Johnson took on more responsibility at the farm in 2015, a year after graduating from Penn State University.
He worked for an agriculture supply company for that year and said he enjoyed the work but his heart was back on the farm.
“I couldn’t picture myself anywhere else but our farm,” he said. “I’ve always enjoyed it.”
Along with farming, he began working with his father, John Johnson Jr., doing plumbing work in the winter months.
Dale recently started the five-year process to be certified as a Master Plumber.
The off-farm work allows him some flexibility to keep the farm going and help in managing the risk farmers face each year growing crops and raising livestock.
It’s something the family has done for generations as Dale’s grandfather and great-grandfather managed a bus company for the local public schools and his father’s work as a plumber.
“They all understand, they had off-farm jobs.”
The farm had dairy cows until the 1970s when it transitioned to raising beef, grain, sweet corn and tomatoes. Tremendous deer pressure has made growing corn and soybeans virtually impossible on the farm so Dale shifted again to rotational grazing for the beef cattle.
Dale said it’s not uncommon to see 80 to 90 deer in the alfalfa field at certain times of the year.
“No. 1, it’s tough to grow corn here,” he said. “No. 2, it’s going where the market is. Everyone want’s grass fed.”
With many residents in his area weary about getting a half of quarter of beef at one time, he said they’ve had their most success selling 20-pound and 40-pound sampler packs to customers and also sell beef to some area restaurants and the Hillsboro Farm Country Market.
Deer forced him to put up a fence around his vegetable field as well, in order to have crops to keep the roadside wagon stand stocked all summer long.
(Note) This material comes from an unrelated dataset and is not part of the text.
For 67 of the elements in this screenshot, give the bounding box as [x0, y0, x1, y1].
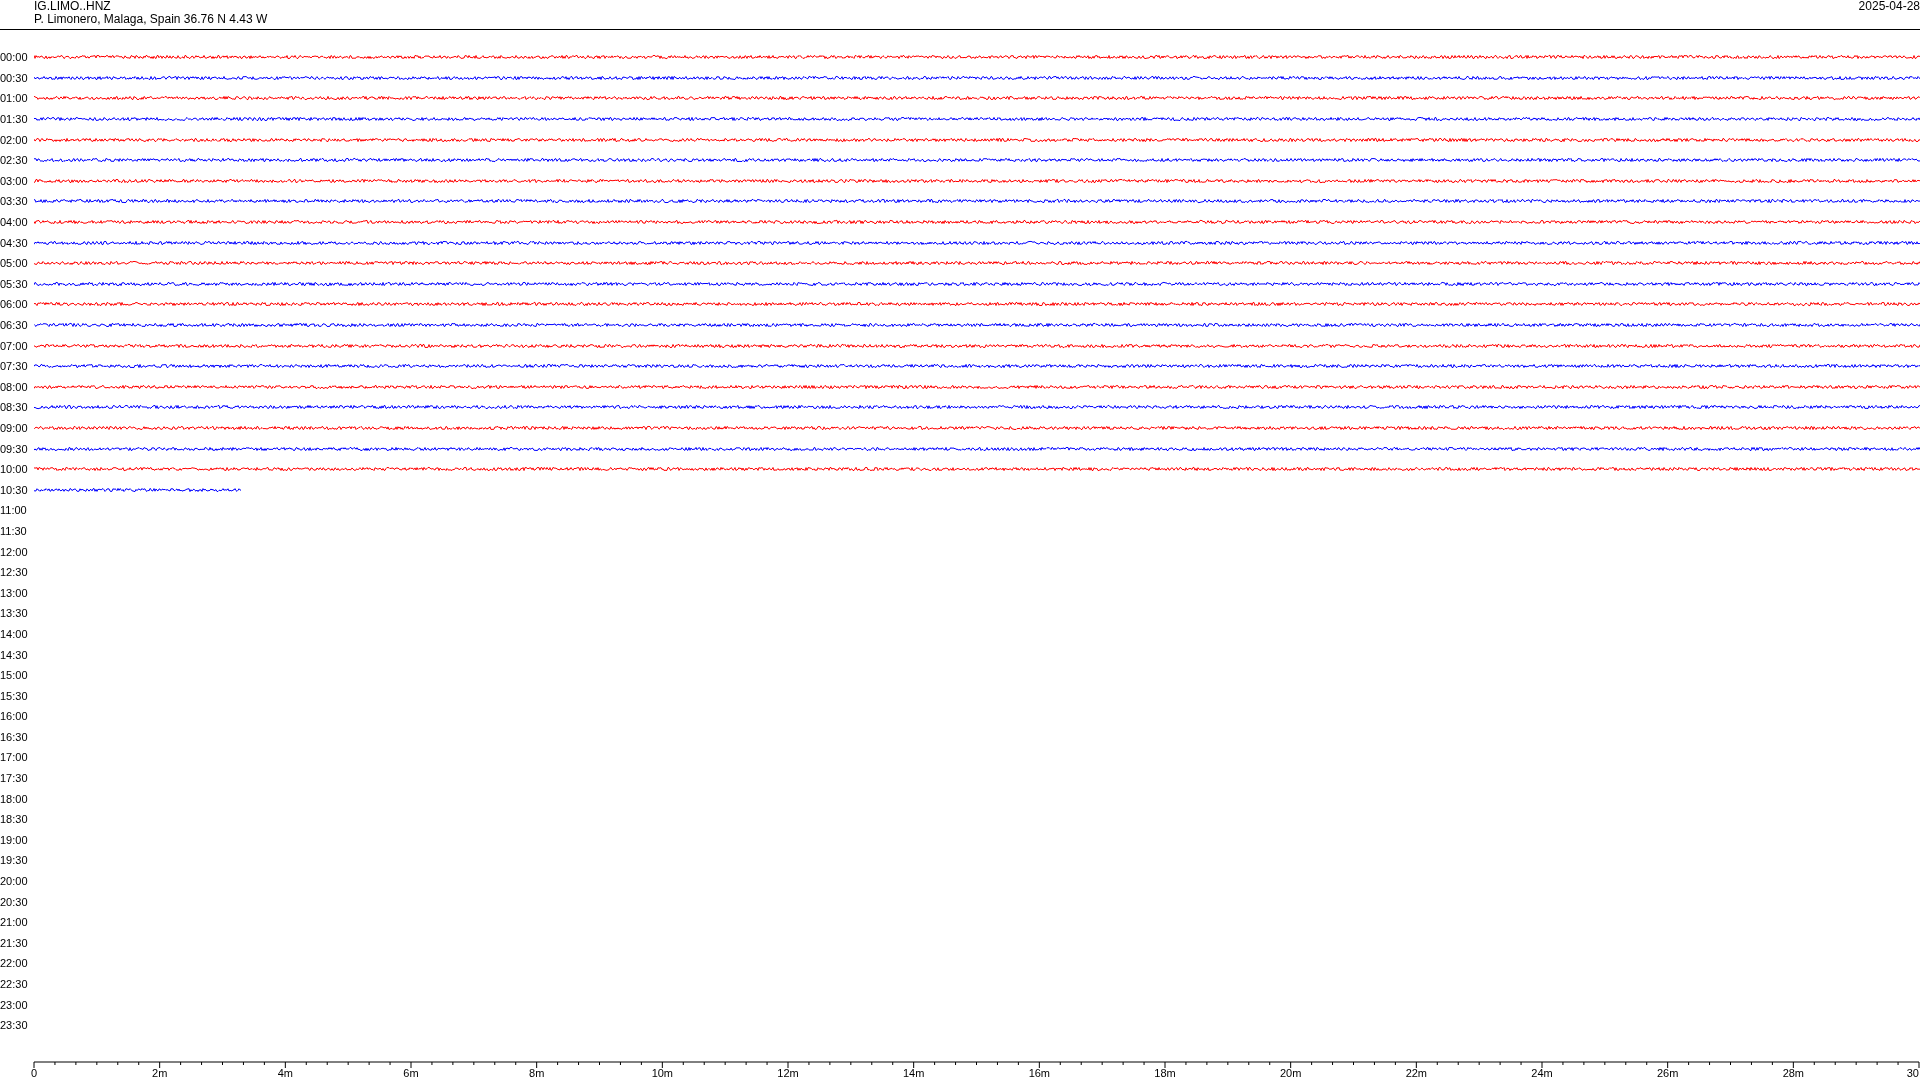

The wagon began with Dale’s grandmother selling tomatoes and homemade tomato sauce and juice.
Operating with a cash box and the honor system, it’s one of the farm’s calling cards.
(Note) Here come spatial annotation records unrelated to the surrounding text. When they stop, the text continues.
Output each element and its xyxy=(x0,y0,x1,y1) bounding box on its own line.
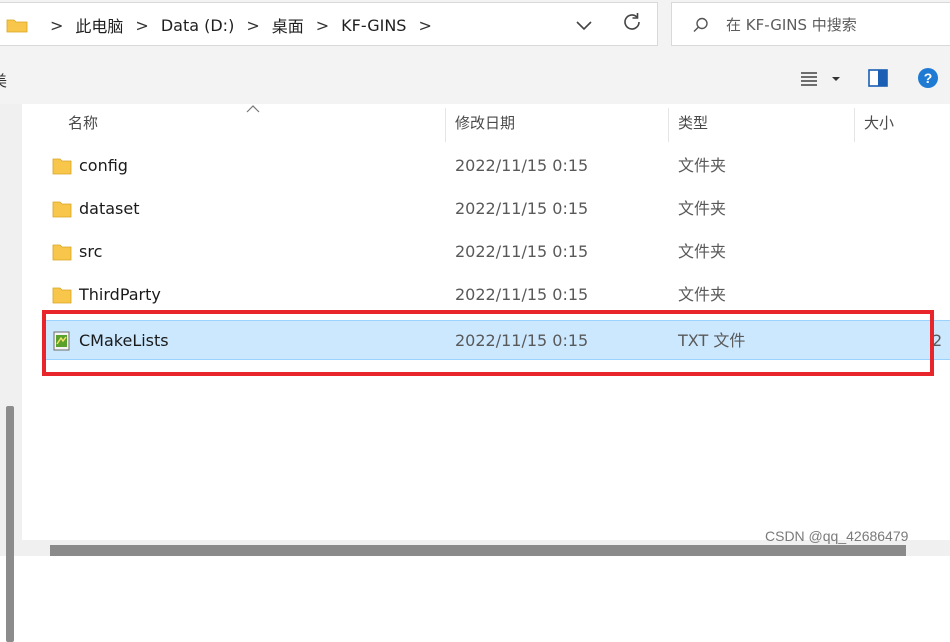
breadcrumb-separator[interactable]: > xyxy=(418,16,431,35)
file-row-thirdparty[interactable]: ThirdParty 2022/11/15 0:15 文件夹 xyxy=(42,275,950,315)
folder-icon xyxy=(6,19,28,33)
column-header-type[interactable]: 类型 xyxy=(678,104,708,142)
search-input[interactable] xyxy=(724,11,948,39)
breadcrumb-separator: > xyxy=(50,15,64,35)
search-box[interactable] xyxy=(671,2,950,46)
file-date: 2022/11/15 0:15 xyxy=(455,199,589,218)
clipped-toolbar-label[interactable]: 美 xyxy=(0,70,7,91)
breadcrumb-item-this-pc[interactable]: 此电脑 xyxy=(75,13,123,37)
breadcrumb-separator[interactable]: > xyxy=(316,16,329,35)
breadcrumb-separator[interactable]: > xyxy=(246,16,259,35)
column-header-date[interactable]: 修改日期 xyxy=(455,104,515,142)
file-row-src[interactable]: src 2022/11/15 0:15 文件夹 xyxy=(42,232,950,272)
folder-icon xyxy=(52,287,72,304)
caret-down-icon[interactable] xyxy=(830,69,842,87)
folder-icon xyxy=(52,201,72,218)
breadcrumb-item-drive[interactable]: Data (D:) xyxy=(161,16,234,35)
breadcrumb-item-desktop[interactable]: 桌面 xyxy=(272,13,304,37)
svg-text:?: ? xyxy=(924,70,933,86)
column-header-name[interactable]: 名称 xyxy=(68,104,98,142)
file-name: src xyxy=(79,242,103,261)
file-type: 文件夹 xyxy=(678,285,727,304)
column-header-size[interactable]: 大小 xyxy=(864,104,894,142)
refresh-icon[interactable] xyxy=(620,10,644,34)
file-type: 文件夹 xyxy=(678,156,727,175)
sort-ascending-icon xyxy=(246,105,260,113)
breadcrumb-item-kf-gins[interactable]: KF-GINS xyxy=(341,16,406,35)
preview-pane-icon[interactable] xyxy=(868,69,888,87)
column-divider[interactable] xyxy=(854,108,855,142)
navigation-scrollbar[interactable] xyxy=(6,406,14,642)
highlight-annotation xyxy=(42,310,934,376)
address-row: > 此电脑 > Data (D:) > 桌面 > KF-GINS > xyxy=(0,0,950,54)
file-name: ThirdParty xyxy=(79,285,161,304)
column-divider[interactable] xyxy=(668,108,669,142)
folder-icon xyxy=(52,244,72,261)
file-type: 文件夹 xyxy=(678,242,727,261)
details-view-icon[interactable] xyxy=(800,69,818,87)
breadcrumb: > 此电脑 > Data (D:) > 桌面 > KF-GINS > xyxy=(6,3,444,47)
horizontal-scrollbar-thumb[interactable] xyxy=(50,545,906,556)
search-icon xyxy=(693,17,708,32)
chevron-down-icon[interactable] xyxy=(572,13,596,37)
help-icon[interactable]: ? xyxy=(917,67,939,89)
file-name: config xyxy=(79,156,128,175)
column-headers: 名称 修改日期 类型 大小 xyxy=(22,104,950,142)
address-bar[interactable]: > 此电脑 > Data (D:) > 桌面 > KF-GINS > xyxy=(0,2,658,46)
file-date: 2022/11/15 0:15 xyxy=(455,242,589,261)
folder-icon xyxy=(52,158,72,175)
file-name: dataset xyxy=(79,199,140,218)
breadcrumb-separator[interactable]: > xyxy=(135,16,148,35)
file-row-config[interactable]: config 2022/11/15 0:15 文件夹 xyxy=(42,146,950,186)
file-date: 2022/11/15 0:15 xyxy=(455,156,589,175)
file-date: 2022/11/15 0:15 xyxy=(455,285,589,304)
command-bar: 美 ? xyxy=(0,54,950,104)
column-divider[interactable] xyxy=(445,108,446,142)
file-type: 文件夹 xyxy=(678,199,727,218)
navigation-pane xyxy=(0,104,22,642)
file-row-dataset[interactable]: dataset 2022/11/15 0:15 文件夹 xyxy=(42,189,950,229)
watermark: CSDN @qq_42686479 xyxy=(765,528,909,544)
“People like the wagon. It’s kind of a niche in that it’s something you’d see back in the ’70s. It’s got it’s own little charm.”
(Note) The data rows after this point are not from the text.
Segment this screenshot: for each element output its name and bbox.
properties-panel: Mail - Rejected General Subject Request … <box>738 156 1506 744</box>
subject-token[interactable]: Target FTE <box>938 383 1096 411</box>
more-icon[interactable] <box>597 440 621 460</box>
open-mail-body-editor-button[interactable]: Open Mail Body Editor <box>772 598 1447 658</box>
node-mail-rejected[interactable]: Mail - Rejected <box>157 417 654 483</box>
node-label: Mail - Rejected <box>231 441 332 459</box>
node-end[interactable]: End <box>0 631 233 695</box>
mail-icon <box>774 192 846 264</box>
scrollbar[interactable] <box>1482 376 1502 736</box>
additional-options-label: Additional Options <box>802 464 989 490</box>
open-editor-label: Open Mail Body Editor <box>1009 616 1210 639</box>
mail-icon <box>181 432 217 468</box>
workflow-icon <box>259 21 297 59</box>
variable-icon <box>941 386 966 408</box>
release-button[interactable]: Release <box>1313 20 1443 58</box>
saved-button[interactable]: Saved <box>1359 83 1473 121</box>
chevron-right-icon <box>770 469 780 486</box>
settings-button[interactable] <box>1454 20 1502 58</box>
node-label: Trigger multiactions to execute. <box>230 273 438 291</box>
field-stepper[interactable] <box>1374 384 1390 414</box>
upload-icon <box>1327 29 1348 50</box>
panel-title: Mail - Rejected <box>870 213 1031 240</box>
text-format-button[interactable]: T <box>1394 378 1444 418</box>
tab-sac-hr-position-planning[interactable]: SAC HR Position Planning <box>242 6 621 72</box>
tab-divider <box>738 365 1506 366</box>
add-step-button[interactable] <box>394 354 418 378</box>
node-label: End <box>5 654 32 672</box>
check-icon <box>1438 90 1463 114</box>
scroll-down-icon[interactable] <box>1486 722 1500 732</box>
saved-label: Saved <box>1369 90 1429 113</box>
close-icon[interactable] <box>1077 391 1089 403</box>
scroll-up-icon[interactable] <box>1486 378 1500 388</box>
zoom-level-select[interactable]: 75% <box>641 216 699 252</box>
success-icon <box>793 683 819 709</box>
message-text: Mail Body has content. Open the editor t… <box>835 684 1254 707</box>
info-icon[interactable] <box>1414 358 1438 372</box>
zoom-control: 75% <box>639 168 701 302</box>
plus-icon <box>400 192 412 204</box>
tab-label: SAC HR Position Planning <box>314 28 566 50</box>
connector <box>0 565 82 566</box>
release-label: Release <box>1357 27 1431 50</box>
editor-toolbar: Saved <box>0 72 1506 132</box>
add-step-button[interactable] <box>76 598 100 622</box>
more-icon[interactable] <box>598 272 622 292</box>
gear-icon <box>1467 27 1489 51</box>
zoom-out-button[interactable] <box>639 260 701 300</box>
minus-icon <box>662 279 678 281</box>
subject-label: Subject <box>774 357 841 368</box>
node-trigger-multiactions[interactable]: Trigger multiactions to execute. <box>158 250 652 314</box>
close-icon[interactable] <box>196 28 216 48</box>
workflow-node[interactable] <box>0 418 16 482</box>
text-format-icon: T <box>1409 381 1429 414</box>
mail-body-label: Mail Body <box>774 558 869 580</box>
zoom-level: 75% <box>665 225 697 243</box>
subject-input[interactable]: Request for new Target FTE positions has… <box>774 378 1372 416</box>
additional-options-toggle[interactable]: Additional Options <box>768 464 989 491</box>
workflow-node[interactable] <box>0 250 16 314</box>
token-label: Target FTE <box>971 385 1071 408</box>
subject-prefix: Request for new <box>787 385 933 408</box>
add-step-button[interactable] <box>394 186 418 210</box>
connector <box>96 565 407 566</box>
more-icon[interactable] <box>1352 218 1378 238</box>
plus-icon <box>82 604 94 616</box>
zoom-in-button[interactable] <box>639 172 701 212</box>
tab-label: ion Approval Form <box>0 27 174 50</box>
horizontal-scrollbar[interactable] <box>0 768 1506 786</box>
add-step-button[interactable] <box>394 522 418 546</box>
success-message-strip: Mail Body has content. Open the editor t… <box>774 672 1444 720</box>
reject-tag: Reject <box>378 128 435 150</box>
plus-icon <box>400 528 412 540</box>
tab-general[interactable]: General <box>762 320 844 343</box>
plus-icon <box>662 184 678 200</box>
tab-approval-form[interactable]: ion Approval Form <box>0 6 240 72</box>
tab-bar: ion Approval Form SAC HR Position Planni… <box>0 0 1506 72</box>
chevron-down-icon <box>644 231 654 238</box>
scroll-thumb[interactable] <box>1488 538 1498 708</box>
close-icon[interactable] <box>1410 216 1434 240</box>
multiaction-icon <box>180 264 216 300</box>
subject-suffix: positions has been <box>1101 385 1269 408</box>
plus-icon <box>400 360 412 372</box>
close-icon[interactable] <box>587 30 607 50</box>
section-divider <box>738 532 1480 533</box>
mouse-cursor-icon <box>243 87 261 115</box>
The family expanded the wagon with more produce in the 1990s and Dale incorporated growing in high tunnel greenhouses when he came back.
“I love the high tunnels,” he said. “ If I could put up another 10 of those I would.”
The tunnels have helped Dale implement his “no spray” philosophy on his vegetable growing.
He’s used chemicals in the past and sprays wheat and hay fields when it’s needed, but made the decision to manage the vegetables differently.
“For the most part, people have accepted that,” he said. “You know what you’re getting. It’s certainly put a dent in the efficiency so I just plant a little more and accept some of the loss.”
He tries to avoid using commercial fertilizer on the vegetables as well, opting for cover crops and manure from the beef herd.
“I’m trying to keep a closed loop system for the most part,” he said. “The manure pretty much feeds the vegetables through the season.”
It’s been a closed loop, more or less, regarding workers on the farm as well, relying almost entirely on family members to get jobs done.
Situated in an affluent part of the county and just a short drive from Princeton University, he has a lot of nearby customers who want his products but Dale said it’s been challenging to find local help willing to work on the farm, even to sit at the wagon stand and sell the produce.
“I’ve had a couple nice kids work here but it’s been tough,” he said.
Still, Dale said he sees room to expand the farm “where we could still handle it;” growing the beef herd and adding more high tunnels for vegetables.
With the challenges he faces, one thing he doesn’t worry about is loosing the farm to further development in the county. Dale’s grandfather, John Johnson Sr., entered the farm into state’s Farmland Preservation program in 2008.
“It’s helped us to keep the farm going,” Dale said.